La jeune et prolifique Amélie Nothomb, qui signe ici son dixième roman, sait suggérer l’insolite, voire l’inquiétante étrangeté, des comportements de l’être humain aux prises avec ses démons intérieurs.
Jérôme Angust est déjà de mauvais poil quand il apprend avec exaspération que l’avion qu’il doit prendre est retardé. Il tente de se plonger dans un livre pour tuer le temps. C’est sans compter avec un raseur, un importun de la pire espèce, qui entreprend de lui faire la conversation malgré lui et ne se laisse décourager par aucune rebuffade. Malgré toutes ses tentatives pour s’esquiver, Jérôme Angust se sent progressivement piégé par le curieux personnage, qui semble en savoir beaucoup sur le passé de celui qu’il agresse de son indésirable verbiage, et qui serait même mêlé au drame affreux qui a coûté la vie à sa femme. Petit à petit, l’exaspération du voyageur assiégé se transforme en inquiétude, puis en panique quand il comprend que cette rencontre fortuite n’a rien d’un hasard et qu’il a en quelque sorte rendez-vous avec lui-même.

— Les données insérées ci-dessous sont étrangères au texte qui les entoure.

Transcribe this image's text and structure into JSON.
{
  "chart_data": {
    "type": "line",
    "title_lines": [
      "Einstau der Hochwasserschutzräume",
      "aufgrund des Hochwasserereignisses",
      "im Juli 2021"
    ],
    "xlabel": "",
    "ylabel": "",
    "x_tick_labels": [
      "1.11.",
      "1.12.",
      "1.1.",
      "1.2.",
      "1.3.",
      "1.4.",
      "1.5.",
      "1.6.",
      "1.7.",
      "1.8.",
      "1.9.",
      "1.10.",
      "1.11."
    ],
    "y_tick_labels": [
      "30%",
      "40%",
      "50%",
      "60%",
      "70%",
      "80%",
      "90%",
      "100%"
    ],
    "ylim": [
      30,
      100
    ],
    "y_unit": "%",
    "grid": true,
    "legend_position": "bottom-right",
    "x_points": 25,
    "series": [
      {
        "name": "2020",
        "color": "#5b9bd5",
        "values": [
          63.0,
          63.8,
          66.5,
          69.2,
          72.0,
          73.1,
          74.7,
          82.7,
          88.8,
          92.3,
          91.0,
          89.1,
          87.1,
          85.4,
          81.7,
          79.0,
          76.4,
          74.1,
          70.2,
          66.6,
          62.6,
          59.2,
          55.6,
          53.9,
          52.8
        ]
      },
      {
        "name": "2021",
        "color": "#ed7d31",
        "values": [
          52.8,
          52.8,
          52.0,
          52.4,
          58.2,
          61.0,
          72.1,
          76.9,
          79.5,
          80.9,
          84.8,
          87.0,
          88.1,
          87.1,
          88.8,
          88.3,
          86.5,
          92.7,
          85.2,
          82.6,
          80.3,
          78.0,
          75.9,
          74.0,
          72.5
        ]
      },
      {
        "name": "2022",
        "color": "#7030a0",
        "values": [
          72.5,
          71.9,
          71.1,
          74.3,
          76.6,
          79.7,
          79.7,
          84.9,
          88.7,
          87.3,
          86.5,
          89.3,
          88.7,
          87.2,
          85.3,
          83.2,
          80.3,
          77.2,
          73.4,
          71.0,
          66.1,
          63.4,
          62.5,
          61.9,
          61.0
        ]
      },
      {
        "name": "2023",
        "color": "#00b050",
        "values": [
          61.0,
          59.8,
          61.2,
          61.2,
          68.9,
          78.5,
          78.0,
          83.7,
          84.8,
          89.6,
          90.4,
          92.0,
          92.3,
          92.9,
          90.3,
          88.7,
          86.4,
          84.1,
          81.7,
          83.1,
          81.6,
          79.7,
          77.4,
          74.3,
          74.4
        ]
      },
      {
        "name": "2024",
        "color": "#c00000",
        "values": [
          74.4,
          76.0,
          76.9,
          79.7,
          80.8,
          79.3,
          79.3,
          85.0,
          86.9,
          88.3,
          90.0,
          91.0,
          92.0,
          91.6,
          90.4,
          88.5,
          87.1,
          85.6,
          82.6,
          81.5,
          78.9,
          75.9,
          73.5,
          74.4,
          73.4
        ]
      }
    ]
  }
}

On pourrait faire référence à Dr. Jekill et Mr. Hyde, pour la dualité qu’il illustre. Ce cas de double personnalité évoque pourtant un fantastique qui n’a rien à voir avec l’espèce de huis clos auquel on assiste dans ce court roman efficace ‘ bien qu’un peu prévisible. La situation rappelle plutôt le Huis clos de Sartre, qui voulait montrer que « l’enfer, c’est les autres » ; en l’occurrence, le propos de Cosmétique de l’ennemi illustre quant à lui que l’enfer, c’est soi-même.